AMFI's 10-year data for the average holding period of equity funds by retail investors (including high-net-worth ones) shows a remarkable fall in the over-24-months category (see the graph 'Getting impatient'). This shows the diminishing investment horizon for retail equity investors. Given this, it's not surprising that many equity investors complain of a sub-optimal equity experience.
A gross mismatch
In order to illustrate how timing the market hurts your overall returns and why investors' returns tend to be less than actual returns, we conducted a study. Across various equity-fund categories, we considered the funds that have a 10-year history as of November 2019. In order to find the returns that an investor would have got (please note that these won't be the trailing returns because the investor would have made investments and withdrawals in the interim), we found out the internal rate of return based on indicative inflows and outflows
The table 'Investor returns vs fund and SIP returns' lists the internal rates of return of various fund categories against their trailing returns and SIP returns.

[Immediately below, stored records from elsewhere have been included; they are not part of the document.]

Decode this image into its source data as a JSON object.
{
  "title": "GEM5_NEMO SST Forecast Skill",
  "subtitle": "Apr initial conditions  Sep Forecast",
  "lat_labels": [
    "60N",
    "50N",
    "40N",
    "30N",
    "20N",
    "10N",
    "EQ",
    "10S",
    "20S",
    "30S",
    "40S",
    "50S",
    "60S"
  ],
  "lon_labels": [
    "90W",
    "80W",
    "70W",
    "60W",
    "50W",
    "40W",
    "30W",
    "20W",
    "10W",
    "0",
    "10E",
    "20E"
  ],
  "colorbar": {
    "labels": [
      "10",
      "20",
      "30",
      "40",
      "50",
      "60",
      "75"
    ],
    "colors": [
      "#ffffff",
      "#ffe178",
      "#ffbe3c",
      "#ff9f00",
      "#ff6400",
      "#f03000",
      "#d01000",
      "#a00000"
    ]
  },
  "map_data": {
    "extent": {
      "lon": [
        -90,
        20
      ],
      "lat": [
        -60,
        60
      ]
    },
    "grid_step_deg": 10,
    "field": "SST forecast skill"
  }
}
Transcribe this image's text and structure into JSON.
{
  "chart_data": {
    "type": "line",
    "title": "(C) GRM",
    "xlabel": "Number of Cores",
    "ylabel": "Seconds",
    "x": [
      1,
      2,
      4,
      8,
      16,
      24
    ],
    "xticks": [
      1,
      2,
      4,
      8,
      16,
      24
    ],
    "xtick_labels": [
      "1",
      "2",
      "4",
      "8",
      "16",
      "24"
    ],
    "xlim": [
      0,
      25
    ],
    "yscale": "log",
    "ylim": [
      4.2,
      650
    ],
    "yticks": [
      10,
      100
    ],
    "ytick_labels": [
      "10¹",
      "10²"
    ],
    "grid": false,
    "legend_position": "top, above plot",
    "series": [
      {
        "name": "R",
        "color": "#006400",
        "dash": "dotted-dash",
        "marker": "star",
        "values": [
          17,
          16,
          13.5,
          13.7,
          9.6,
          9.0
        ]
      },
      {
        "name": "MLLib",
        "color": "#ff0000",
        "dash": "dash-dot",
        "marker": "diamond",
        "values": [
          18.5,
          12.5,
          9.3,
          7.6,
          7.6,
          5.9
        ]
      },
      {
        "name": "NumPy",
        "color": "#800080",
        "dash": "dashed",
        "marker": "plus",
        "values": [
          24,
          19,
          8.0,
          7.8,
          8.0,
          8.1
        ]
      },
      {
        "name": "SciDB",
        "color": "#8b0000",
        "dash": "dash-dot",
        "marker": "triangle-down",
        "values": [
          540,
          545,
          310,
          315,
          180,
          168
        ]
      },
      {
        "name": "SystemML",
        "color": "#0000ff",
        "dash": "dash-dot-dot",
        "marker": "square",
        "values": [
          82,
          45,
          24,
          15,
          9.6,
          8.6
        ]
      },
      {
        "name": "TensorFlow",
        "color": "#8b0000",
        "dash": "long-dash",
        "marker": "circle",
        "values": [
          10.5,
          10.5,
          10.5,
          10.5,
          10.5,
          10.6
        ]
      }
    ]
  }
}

The table above illustrates how timing your entry and exit can cost you. On an aggregate level, the median outperformance of fund returns over investors' actual returns is 1.46 percentage points per year. This difference is least for large-cap funds (0.47 percentage points) and most for small-cap funds (5.38 percentage points). The latter number is quite understandable as, thanks to their volatility, small-cap funds do see quite erratic flows depending on where the market is headed.
However, the SIP data provides comfort. The median outperformance of SIP returns over investors' actual returns stands at a healthy 1.94 percentage points every year. For small-cap funds, this outperformance is about 5 percentage points, again suggesting that SIPs are the best way to invest in this volatile category.
Inside the investors' mind
In spite of knowing that timing the market is counterproductive, why do investors still do it? Market volatility is no. 1 culprit. Investors have a tough time digesting volatility. As the graph 'Discouraged by volatility' shows, monthly Sensex returns over 10 years are a series of zigzags. Those who want dramatic returns from equity are usually disappointed by these. This causes them to cut and run. However, if the Sensex is seen every five years, this volatility dies out and a clean uptrend is visible. Indeed, the cliche 'Time in the market is more important than timing the market' prevails.
The second reason for the difference between investors' actual returns and funds' returns is that investors tend to be out of the market during crucial phases. Equity returns don't accumulate like debt returns; instead, they come in fits and starts. You may have a long phase of a downturn or stagnation, but then all of a sudden the market rebounds. If you are sitting out of the market during these rebounds, your overall returns suffer. The graph 'The cost of timing' shows investors were actually exiting the market when it soared suddenly.
Keeping it simple
Charlie Munger said, "You don't make money when you buy a stock, you don't make money when you sell a stock, you make money by being patient and you make money by waiting." Optimising your fund returns is no rocket science. From the analysis above, we can conclude that timing the market and overactivity are both harmful to your returns. Better stay invested for the long term. Second, go for SIPs. They are the best antidote to market volatility.